Representative recordings from these experiments are shown in . Under control conditions, the APD of apical cells (both endocardial and epicardial surfaces) was slightly longer than the APD of the respective basal cells; however, the difference was not statistically significant. On the other hand, both at the apical and the basal recording sites, the APD of the endocardial cells were consistently longer than the epicardial cells and the results were statistically significant. This difference in the time course of repolarization of the epicardial and endocardial cells, ie, the transmural dispersion of repolarization, caused the inscription of the T wave in the pseudo-ECG recorded across the transmural axis. In both apical and basal recording sites, the peak of the T wave was coincident with the end of repolarization of the epicardium and the end of T wave was coincident with the end of repolarization of the endocardium. In contrast, the pseudo-ECG recorded along the apico-basal axis had T waves that were either flat or negative.
Figure 3 A, A representative recording from the rabbit LV showing well-defined T waves in pseudo-ECGs recorded across the transmural axis under control conditions and after infusion of cisapride. Note that the pseudo-ECG recorded across the apico-basal axis fails (more ...)
After infusion of the IKr blocker cisapride, the QT interval prolonged with a preferential prolongation of APD of the endocardial cells as compared with the epicardial cells across the entire LV, leading to an increase in TDR and a corresponding increase in the duration of descending limb of the T wave, ie, the Tp-e interval. Cisapride increased the APD of the apical cells slightly more than the basal cells; however the observed difference was not statistically significant. Once again, the apico-basal pseudo-ECG showed nonspecific T wave morphologies and we were unable to identify any corelation between the morphological changes in action potential and the pseudo-ECG. Findings were reproduced in 4 similar experiments. Composite data are shown in .
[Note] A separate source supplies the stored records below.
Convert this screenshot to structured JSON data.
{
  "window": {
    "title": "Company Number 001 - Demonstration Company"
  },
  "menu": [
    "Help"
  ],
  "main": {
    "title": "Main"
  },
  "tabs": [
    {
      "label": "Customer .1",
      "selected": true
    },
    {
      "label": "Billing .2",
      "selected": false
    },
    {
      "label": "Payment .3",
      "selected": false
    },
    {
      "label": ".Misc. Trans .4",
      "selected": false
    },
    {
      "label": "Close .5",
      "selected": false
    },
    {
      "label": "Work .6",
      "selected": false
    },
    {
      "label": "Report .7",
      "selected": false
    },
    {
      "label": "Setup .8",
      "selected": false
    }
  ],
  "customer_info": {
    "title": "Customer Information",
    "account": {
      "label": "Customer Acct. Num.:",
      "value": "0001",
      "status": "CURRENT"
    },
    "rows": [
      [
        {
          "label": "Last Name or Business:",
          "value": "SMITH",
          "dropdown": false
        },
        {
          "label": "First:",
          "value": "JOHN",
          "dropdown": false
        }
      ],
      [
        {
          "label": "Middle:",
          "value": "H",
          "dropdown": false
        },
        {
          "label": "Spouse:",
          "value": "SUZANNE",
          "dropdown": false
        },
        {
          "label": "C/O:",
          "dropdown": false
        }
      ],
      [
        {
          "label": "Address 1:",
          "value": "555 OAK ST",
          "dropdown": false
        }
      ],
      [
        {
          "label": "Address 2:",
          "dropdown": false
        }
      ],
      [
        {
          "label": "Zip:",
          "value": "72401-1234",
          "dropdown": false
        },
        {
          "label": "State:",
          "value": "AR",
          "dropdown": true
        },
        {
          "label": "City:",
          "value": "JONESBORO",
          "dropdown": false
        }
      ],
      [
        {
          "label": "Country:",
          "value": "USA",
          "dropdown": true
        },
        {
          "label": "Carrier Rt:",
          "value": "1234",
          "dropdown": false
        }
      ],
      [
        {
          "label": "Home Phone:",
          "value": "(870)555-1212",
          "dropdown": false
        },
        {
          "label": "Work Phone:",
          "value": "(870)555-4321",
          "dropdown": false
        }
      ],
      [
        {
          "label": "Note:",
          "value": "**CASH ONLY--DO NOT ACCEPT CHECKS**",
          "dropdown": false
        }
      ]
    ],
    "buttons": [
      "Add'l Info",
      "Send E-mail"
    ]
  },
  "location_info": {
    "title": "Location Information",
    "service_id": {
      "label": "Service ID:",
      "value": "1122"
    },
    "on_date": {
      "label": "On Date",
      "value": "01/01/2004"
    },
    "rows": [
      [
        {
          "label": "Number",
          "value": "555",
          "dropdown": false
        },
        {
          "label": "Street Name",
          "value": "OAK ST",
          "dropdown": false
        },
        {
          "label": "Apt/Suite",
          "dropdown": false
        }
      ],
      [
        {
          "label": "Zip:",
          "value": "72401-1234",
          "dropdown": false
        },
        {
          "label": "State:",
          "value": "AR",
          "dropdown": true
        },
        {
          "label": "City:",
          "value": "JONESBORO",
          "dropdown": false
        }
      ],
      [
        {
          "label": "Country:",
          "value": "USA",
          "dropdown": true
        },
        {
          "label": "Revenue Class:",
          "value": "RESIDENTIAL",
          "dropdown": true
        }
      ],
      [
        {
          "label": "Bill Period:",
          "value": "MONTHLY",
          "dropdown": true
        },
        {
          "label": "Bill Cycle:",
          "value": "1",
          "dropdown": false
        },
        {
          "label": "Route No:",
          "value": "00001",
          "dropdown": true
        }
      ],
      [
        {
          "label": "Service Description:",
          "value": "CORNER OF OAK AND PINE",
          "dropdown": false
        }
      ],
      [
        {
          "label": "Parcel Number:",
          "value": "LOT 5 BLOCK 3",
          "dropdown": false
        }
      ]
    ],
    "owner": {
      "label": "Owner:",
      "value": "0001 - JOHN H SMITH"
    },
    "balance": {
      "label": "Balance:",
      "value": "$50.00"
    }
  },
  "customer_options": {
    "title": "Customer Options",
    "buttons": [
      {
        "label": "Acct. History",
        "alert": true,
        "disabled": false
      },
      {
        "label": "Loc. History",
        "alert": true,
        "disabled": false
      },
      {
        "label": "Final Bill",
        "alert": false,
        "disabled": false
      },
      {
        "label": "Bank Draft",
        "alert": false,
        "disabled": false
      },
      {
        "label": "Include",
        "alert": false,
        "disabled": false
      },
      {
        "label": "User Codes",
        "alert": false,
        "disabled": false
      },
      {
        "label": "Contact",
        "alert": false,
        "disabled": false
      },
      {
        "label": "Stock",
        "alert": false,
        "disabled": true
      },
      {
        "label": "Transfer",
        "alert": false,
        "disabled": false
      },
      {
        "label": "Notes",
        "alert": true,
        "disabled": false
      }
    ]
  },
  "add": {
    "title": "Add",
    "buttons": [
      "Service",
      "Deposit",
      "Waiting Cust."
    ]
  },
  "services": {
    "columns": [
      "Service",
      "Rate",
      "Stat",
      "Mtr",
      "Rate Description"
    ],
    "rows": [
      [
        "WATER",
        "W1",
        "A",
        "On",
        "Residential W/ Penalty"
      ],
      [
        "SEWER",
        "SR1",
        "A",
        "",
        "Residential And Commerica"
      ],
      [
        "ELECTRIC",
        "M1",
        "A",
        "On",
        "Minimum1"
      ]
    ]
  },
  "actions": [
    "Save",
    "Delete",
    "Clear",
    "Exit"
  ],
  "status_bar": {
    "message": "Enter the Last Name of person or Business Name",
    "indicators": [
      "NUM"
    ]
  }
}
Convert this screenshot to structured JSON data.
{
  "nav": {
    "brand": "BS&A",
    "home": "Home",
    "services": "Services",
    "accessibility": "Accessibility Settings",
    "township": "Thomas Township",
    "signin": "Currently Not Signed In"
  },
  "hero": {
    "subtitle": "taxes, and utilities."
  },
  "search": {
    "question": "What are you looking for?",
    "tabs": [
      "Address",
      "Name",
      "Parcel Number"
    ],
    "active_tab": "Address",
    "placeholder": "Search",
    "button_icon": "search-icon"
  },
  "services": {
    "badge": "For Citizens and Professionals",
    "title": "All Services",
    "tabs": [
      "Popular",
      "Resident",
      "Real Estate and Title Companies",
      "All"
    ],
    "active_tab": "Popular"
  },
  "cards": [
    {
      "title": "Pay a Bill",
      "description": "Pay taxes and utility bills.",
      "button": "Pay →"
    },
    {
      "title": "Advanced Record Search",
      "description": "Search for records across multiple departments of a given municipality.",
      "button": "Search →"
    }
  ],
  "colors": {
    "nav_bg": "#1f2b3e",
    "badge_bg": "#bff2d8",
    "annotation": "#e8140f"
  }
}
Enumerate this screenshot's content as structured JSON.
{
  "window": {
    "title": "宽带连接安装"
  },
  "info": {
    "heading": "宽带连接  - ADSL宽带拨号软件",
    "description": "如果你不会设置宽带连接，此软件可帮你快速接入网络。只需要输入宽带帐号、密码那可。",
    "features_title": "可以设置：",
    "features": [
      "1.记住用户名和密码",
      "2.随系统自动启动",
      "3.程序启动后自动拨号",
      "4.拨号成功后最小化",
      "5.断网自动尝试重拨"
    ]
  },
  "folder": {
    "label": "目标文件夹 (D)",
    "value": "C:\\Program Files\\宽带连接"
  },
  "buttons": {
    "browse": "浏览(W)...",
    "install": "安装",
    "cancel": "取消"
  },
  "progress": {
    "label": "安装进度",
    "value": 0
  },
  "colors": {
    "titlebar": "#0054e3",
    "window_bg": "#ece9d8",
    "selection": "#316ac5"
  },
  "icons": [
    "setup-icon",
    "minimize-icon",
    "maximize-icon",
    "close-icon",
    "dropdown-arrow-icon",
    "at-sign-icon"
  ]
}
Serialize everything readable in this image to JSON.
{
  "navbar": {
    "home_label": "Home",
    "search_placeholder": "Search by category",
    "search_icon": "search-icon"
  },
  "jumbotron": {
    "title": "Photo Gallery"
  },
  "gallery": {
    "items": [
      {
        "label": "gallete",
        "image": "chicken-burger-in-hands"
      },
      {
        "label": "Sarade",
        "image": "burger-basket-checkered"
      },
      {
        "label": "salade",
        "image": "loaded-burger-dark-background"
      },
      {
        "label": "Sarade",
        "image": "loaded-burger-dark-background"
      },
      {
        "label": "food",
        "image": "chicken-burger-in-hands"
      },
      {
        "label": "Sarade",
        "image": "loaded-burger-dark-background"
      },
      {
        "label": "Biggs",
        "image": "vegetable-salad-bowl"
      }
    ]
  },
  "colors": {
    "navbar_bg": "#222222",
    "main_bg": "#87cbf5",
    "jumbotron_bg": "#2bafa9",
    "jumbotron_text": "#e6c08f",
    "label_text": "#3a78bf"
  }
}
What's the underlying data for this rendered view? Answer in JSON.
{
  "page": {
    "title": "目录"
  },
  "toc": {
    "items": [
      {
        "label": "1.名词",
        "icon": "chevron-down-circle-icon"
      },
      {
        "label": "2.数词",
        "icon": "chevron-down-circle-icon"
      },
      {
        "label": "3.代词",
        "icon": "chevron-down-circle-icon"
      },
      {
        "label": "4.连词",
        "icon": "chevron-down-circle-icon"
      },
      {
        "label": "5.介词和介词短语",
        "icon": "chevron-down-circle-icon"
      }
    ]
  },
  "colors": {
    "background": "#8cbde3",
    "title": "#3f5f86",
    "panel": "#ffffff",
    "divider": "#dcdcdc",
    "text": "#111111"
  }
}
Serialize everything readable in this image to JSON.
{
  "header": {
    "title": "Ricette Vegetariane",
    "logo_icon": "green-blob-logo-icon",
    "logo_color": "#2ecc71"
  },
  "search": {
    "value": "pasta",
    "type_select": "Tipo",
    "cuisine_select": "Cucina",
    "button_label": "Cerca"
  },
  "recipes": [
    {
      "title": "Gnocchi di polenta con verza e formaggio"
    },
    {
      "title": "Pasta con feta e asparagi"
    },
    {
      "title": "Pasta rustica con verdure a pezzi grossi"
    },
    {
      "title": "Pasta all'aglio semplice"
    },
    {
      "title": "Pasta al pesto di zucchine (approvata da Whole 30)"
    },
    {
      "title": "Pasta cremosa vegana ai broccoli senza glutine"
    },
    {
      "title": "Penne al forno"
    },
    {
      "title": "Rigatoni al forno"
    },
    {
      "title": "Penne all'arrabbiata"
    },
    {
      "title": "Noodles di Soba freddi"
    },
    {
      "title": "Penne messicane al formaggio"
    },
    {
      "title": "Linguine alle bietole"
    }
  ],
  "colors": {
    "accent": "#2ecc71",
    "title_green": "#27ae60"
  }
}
The canine left ventricular wedge spans 5 cm of the LV across the apico-basal axis. A decade of experience with this preparation confirmed that there is no significant dispersion of repolarization across the apico-basal axis in such a small segment of LV.13
Does this hold true in an entire canine LV? This issue was elegantly addressed in recent work by Rosenbaum and coworkers35
in canine hearts using optical mapping technique. In this study investigating the physiological basis of T wave memory, 3 wedge preparations were used from anterior, lateral, and posterior surface of canine LV, respectively. Action potentials were recorded with optical mapping technique from all 3 wedge preparations. The dispersion of repolarization was calculated across the transmural axis of each wedge (ie, TDR) and also between 2 LV wedges (ie, segmental dispersion of repolarization). The transmural pseudo-ECG was calculated by subtracting the action potentials from epicardial cells and M cells. The segmental ECG was calculated by subtracting action potentials of M cells recorded from 2 different LV wedges/segments after accounting for known activation time between segments. The results showed the presence of TDR in all 3 LV wedges, but there was no significant segmental dispersion of repolarization. Both the measured and the calculated transmural Pseudo-ECGs showed upright T wave that matched the polarity of in vivo ECG. However, the calculated segmental ECG failed to register any T wave. These observations outlined above, clearly demonstrate the prominent role of TDR in the electrocardiographic inscription of the T wave, both in the rabbit and canine LV.